Published online by Cambridge University Press: 05 September 2013
INTRODUCTION
Spindle cell lesions are numerically the largest category of mesenchymal proliferations occurring in adults and are also the most diagnostically challenging. These lesions vary from benign reactive reparative processes to high grade malignancies including synovial sarcoma, malignant peripheral nerve sheath tumors and some forms of angiosarcoma. These lesions are associated with a significant incidence of both false positive and false negative diagnoses by both cytologic analysis and histologic interpretation of small core biopsies.
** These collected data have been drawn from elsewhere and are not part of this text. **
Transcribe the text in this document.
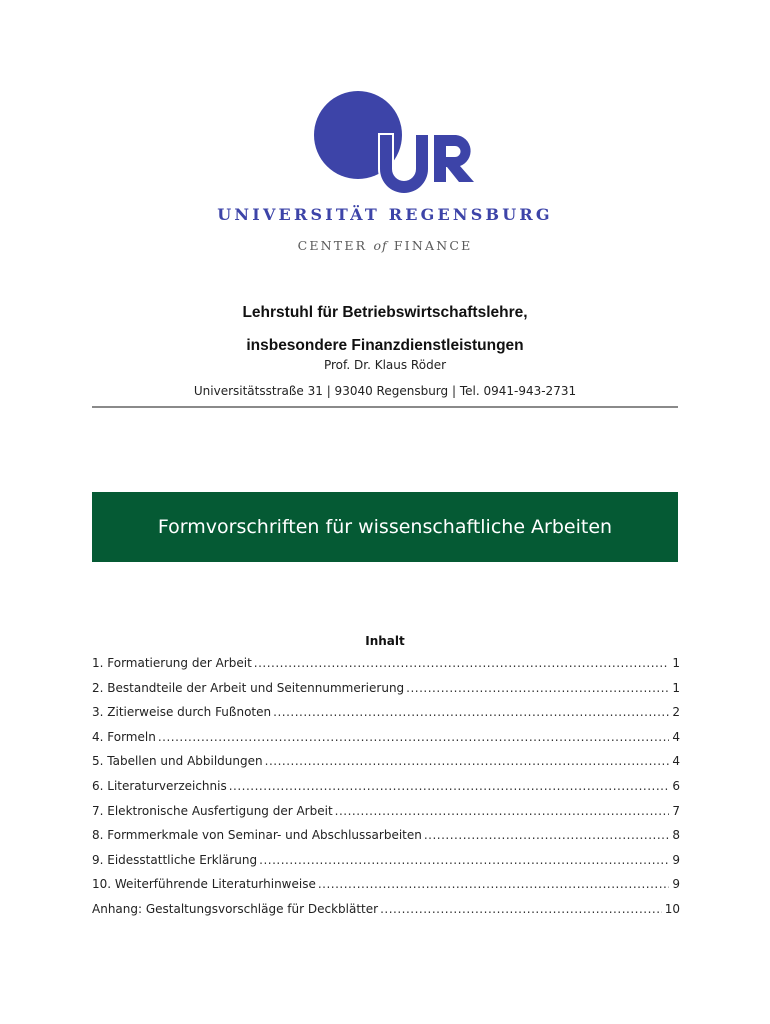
UNIVERSITÄT REGENSBURG
CENTER of FINANCE
Lehrstuhl für Betriebswirtschaftslehre,
insbesondere Finanzdienstleistungen
Prof. Dr. Klaus Röder
Universitätsstraße 31 | 93040 Regensburg | Tel. 0941-943-2731
Formvorschriften für wissenschaftliche Arbeiten
Inhalt
1. Formatierung der Arbeit .....	1
2. Bestandteile der Arbeit und Seitennummerierung .....	1
3. Zitierweise durch Fußnoten .....	2
4. Formeln .....	4
5. Tabellen und Abbildungen .....	4
6. Literaturverzeichnis .....	6
7. Elektronische Ausfertigung der Arbeit .....	7
8. Formmerkmale von Seminar- und Abschlussarbeiten .....	8
9. Eidesstattliche Erklärung .....	9
10. Weiterführende Literaturhinweise .....	9
Anhang: Gestaltungsvorschläge für Deckblätter .....	10
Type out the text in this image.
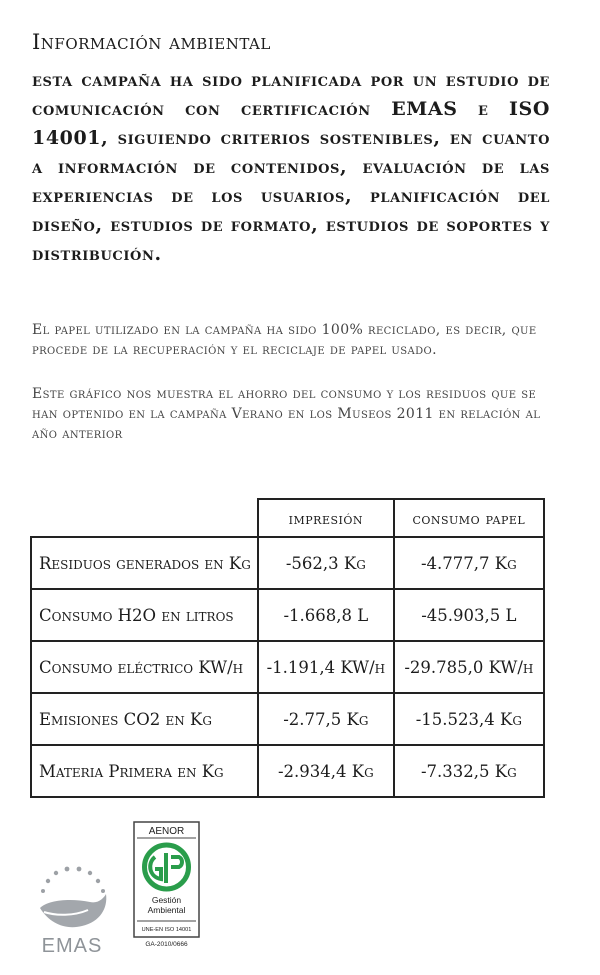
Información ambiental

esta campaña ha sido planificada por un estudio de comunicación con certificación EMAS e ISO 14001, siguiendo criterios sostenibles, en cuanto a información de contenidos, evaluación de las experiencias de los usuarios, planificación del diseño, estudios de formato, estudios de soportes y distribución.

El papel utilizado en la campaña ha sido 100% reciclado, es decir, que procede de la recuperación y el reciclaje de papel usado.

Este gráfico nos muestra el ahorro del consumo y los residuos que se han optenido en la campaña Verano en los Museos 2011 en relación al año anterior

	impresión	consumo papel
Residuos generados en Kg	-562,3 Kg	-4.777,7 Kg
Consumo H2O en litros	-1.668,8 L	-45.903,5 L
Consumo eléctrico KW/h	-1.191,4 KW/h	-29.785,0 KW/h
Emisiones CO2 en Kg	-2.77,5 Kg	-15.523,4 Kg
Materia Primera en Kg	-2.934,4 Kg	-7.332,5 Kg
EMAS
AENOR
Gestión
Ambiental
UNE-EN ISO 14001
GA-2010/0666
Unfortunately, ancillary techniques, especially immunohistochemistry are often of little diagnostic aid in separating benign or low grade spindle cell proliferations from fully malignant spindle cell sarcomas. While some spindle cell neoplasms have characteristic age and sites of presentation, these features are of only modest help diagnostically and, in a significant percentage of cases, the cytologic diagnosis will be that of a spindle cell neoplasm followed by a recommendation for surgical biopsy. Cytomorphologic features such as high cellularity, loss of cell cohesion, and nuclear atypia support but do not unequivocally establish the diagnosis of malignancy. Some predominately spindle cell sarcomas can be definitively diagnosed by fine needle aspiration, especially when cell block material is utilized for ancillary studies. Synovial sarcoma, some benign and malignant nerve sheath tumors, and angiosarcomas may have sufficiently characteristic cytomorphology and immunohistochemical or molecular diagnostic profiles to allow definitive diagnosis based on aspirated material. Other lesions including fibrosarcomas, fibromatoses, and smooth muscle neoplasms are associated with insufficiently characteristic morphology to allow definitive diagnosis in the majority of cases.